Titled "Food Stamps: Follow the Money," it also calls for the disclosure of redemptions paid to individual retailers, such as Wal-Mart Stores Inc, as well as fees paid to JP Morgan Chase and other banks that have contracts to process the electronic benefits.
High unemployment and a tepid U.S. economic recovery have conspired to boost participation in the Supplemental Nutrition Assistance Program (SNAP), which despite a name change in 2008 is still widely referred to as food stamps.
Spending for the program jumped to $71.8 billion in fiscal 2011 from $30.4 billion in fiscal 2007 due to high unemployment and a weak U.S. economy.
"SNAP's tagline is 'putting healthy food within reach.' Without data on how much money is being spent on Coke versus orange juice, or Lucky Charms versus oatmeal, how will we ever evaluate the nutrition goals of the program?" Simon asked.

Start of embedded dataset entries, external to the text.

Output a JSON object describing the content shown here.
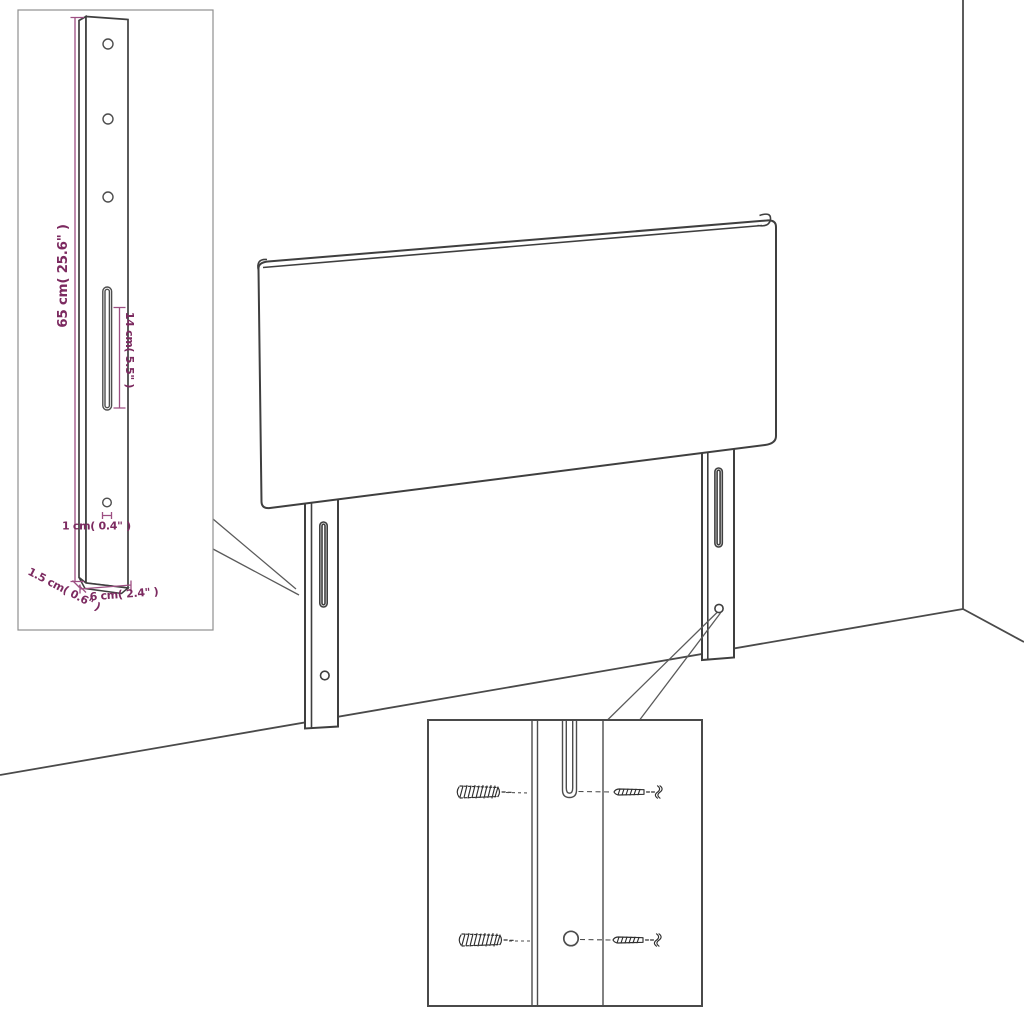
{
  "colors": {
    "outline": "#3f3f3f",
    "room_line": "#4a4a4a",
    "inset_border_light": "#8f8f8f",
    "inset_border_dark": "#4a4a4a",
    "dimension_line": "#9d4f82",
    "dimension_text": "#7c2a60",
    "background": "#ffffff"
  },
  "bracket_inset": {
    "labels": {
      "height": "65 cm( 25.6\" )",
      "slot_length": "14 cm( 5.5\" )",
      "hole_diameter": "1 cm( 0.4\" )",
      "thickness": "1.5 cm( 0.6\" )",
      "width": "6 cm( 2.4\" )"
    }
  }
}
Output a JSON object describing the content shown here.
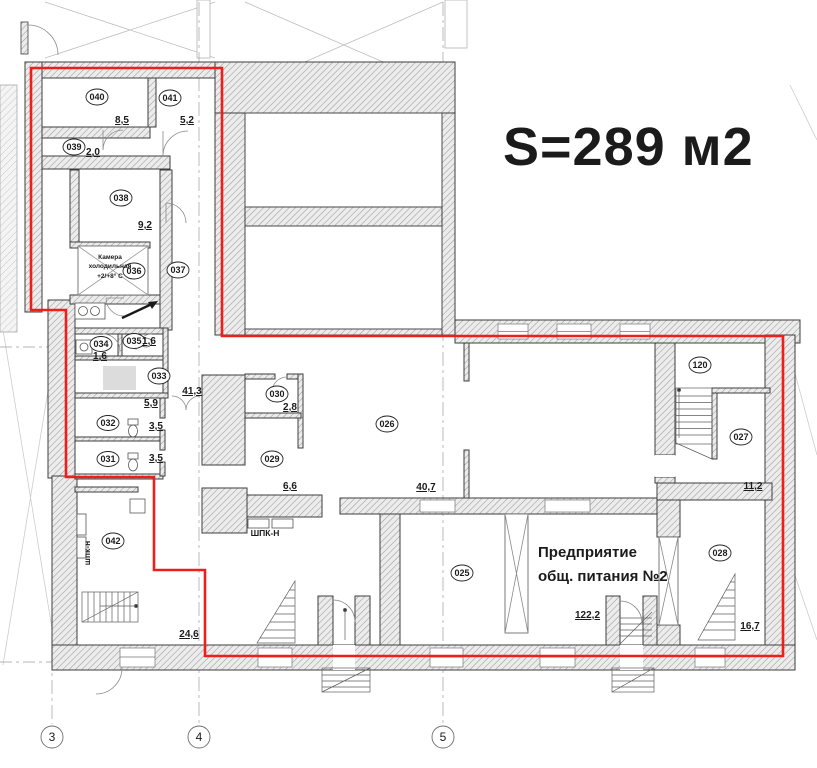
{
  "title": {
    "text": "S=289 м2"
  },
  "rooms": [
    {
      "number": "040",
      "area": "8,5"
    },
    {
      "number": "041",
      "area": "5,2"
    },
    {
      "number": "039",
      "area": "2,0"
    },
    {
      "number": "038",
      "area": "9,2"
    },
    {
      "number": "036",
      "area": ""
    },
    {
      "number": "037",
      "area": ""
    },
    {
      "number": "034",
      "area": "1,6"
    },
    {
      "number": "035",
      "area": "1,6"
    },
    {
      "number": "033",
      "area": "5,9"
    },
    {
      "number": "032",
      "area": "3,5"
    },
    {
      "number": "031",
      "area": "3,5"
    },
    {
      "number": "030",
      "area": "2,8"
    },
    {
      "number": "029",
      "area": "6,6"
    },
    {
      "number": "026",
      "area": "40,7"
    },
    {
      "number": "042",
      "area": "24,6"
    },
    {
      "number": "025",
      "area": ""
    },
    {
      "number": "120",
      "area": ""
    },
    {
      "number": "027",
      "area": "11,2"
    },
    {
      "number": "028",
      "area": "16,7"
    }
  ],
  "hall_area": "41,3",
  "enterprise": {
    "line1": "Предприятие",
    "line2": "общ. питания №2",
    "area": "122,2"
  },
  "cold_room": {
    "line1": "Камера",
    "line2": "холодильная",
    "line3": "+2/+8° С"
  },
  "cabinets": {
    "left_vertical": "шпк-н",
    "center": "ШПК-Н"
  },
  "axes": [
    {
      "label": "3"
    },
    {
      "label": "4"
    },
    {
      "label": "5"
    }
  ],
  "colors": {
    "lease_boundary_red": "#ed1f1a",
    "wall_outline": "#3e3e3e",
    "hatch_line": "#9b9b9b"
  }
}
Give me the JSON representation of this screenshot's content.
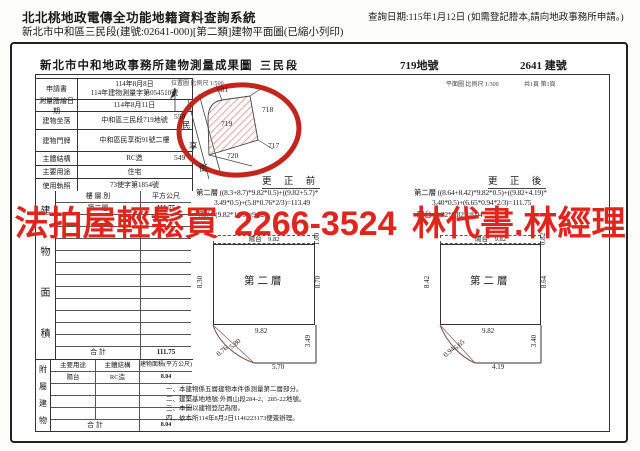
{
  "header": {
    "system_title": "北北桃地政電傳全功能地籍資料查詢系統",
    "doc_subtitle": "新北市中和區三民段(建號:02641-000)[第二類]建物平面圖(已縮小列印)",
    "query_date": "查詢日期:115年1月12日 (如需登記謄本,請向地政事務所申請。)"
  },
  "sheet": {
    "title": "新北市中和地政事務所建物測量成果圖",
    "section_name": "三民段",
    "land_number": "719地號",
    "building_number": "2641 建號",
    "location_scale": "位置圖 比例尺  1/500",
    "plan_scale": "平面圖 比例尺  1/300",
    "page_info": "共1頁 第1頁"
  },
  "info": {
    "rows": [
      {
        "label": "申請書",
        "value": "114年8月8日",
        "value2": "114年建物測量字第054510號"
      },
      {
        "label": "測量謄繪日期",
        "value": "114年8月11日",
        "value2": ""
      },
      {
        "label": "建物坐落",
        "value": "中和區三民段719地號",
        "value2": ""
      },
      {
        "label": "建物門牌",
        "value": "中和區民享街91號二樓",
        "value2": ""
      },
      {
        "label": "主體結構",
        "value": "RC造",
        "value2": ""
      },
      {
        "label": "主要用途",
        "value": "住宅",
        "value2": ""
      },
      {
        "label": "使用執照",
        "value": "73使字第1854號",
        "value2": ""
      }
    ]
  },
  "area": {
    "side_label": "建物面積",
    "col_floor": "樓 層 別",
    "col_sqm": "平方公尺",
    "floor": "第二層",
    "floor_area": "111.75",
    "total_label": "合  計",
    "total": "111.75"
  },
  "annex": {
    "side_label": "附屬建物",
    "col_use": "主要用途",
    "col_structure": "主體結構",
    "col_area": "建物面積(平方公尺)",
    "use": "陽台",
    "structure": "RC造",
    "area_value": "8.04",
    "total_label": "合  計",
    "total": "8.04"
  },
  "before": {
    "title": "更 正 前",
    "formula1": "第二層 ((8.3+8.7)*9.82*0.5)+((9.82+5.7)*",
    "formula2": "3.49*0.5)+(5.8*0.76*2/3)=113.49",
    "formula3": "陽台 (9.82*1.00)=9.82",
    "plan": {
      "balcony": "陽台    9.82",
      "balcony_depth": "1.00",
      "left": "8.30",
      "right": "8.70",
      "floor": "第二層",
      "width": "9.82",
      "lower_right": "3.49",
      "lower_bottom": "5.70",
      "diag_a": "0.76",
      "diag_b": "5.80"
    }
  },
  "after": {
    "title": "更 正 後",
    "formula1": "第二層 ((8.64+8.42)*9.82*0.5)+((9.82+4.19)*",
    "formula2": "3.40*0.5)+(6.65*0.94*2/3)=111.75",
    "formula3": "陽台 (9.82*0.82)=8.04",
    "plan": {
      "balcony": "陽台    9.82",
      "balcony_depth": "0.82",
      "left": "8.42",
      "right": "8.64",
      "floor": "第二層",
      "width": "9.82",
      "lower_right": "3.40",
      "lower_bottom": "4.19",
      "diag_a": "0.94",
      "diag_b": "6.65"
    }
  },
  "site_map": {
    "parcel_center": "719",
    "parcel_top": "681",
    "parcel_right": "718",
    "parcel_bottom_right": "717",
    "parcel_bottom": "720",
    "parcel_left_top": "550",
    "parcel_left_bottom": "549",
    "street_chars": [
      "民",
      "享",
      "街"
    ]
  },
  "notes": [
    "一、本建物係五層建物本件係測量第二層部分。",
    "二、建築基地地號:外員山段284-2、285-22地號。",
    "三、本圖以建物登記為限。",
    "四、依本所114年8月2日1146223173便簽辦理。"
  ],
  "watermark": {
    "text": "法拍屋輕鬆買 2266-3524 林代書.林經理",
    "color": "#e0251c"
  }
}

The U.S. Department of Agriculture, which oversees SNAP at the federal level, found it was not cost effective to capture food data at checkout stands when the program's processing system was set up more than a decade ago, spokesman Bruce Alexander said.
"We are preparing to launch a new feasibility study to see if today's system environment makes this approach more feasible," said Alexander, who added that USDA has several projects underway to capture information on food purchases.
He said other national data sources provide a fairly detailed picture of the purchase and diets of SNAP participants and that the data overall show few differences in the food choices of low-income and high-income Americans.
Last year, USDA officials nixed a plan by Mayor Bloomberg to ban food stamp purchases of sugary drinks in New York City. Proposals from other jurisdictions, which would also limit purchases of candy, cakes and chips with food stamps, have either failed or stalled amid intense lobbying.
Anti-hunger charities and industry associations representing retailers, food and beverage companies and even some fast-food chains warn against limiting food options and say such restrictions threaten to further stigmatize food stamp users.
They also say that harnessing the data on SNAP food purchases is a difficult, expensive and unwieldy task, largely because the food sellers categorize products differently.
"Our focus should be on protecting SNAP from harmful cuts and structural changes and strengthening participation, not adding additional complications to the program," said Maura Daly, a spokeswoman for Feeding America, the nation's largest hunger-relief charity.
Karen Harris, a director at the Sargent Shriver National Center on Poverty Law, disagreed, saying that the data requested would help guarantee that the program's resources are being spent appropriately.
"My guess is that this information will show that healthy food resources are scarce in many areas," Harris said.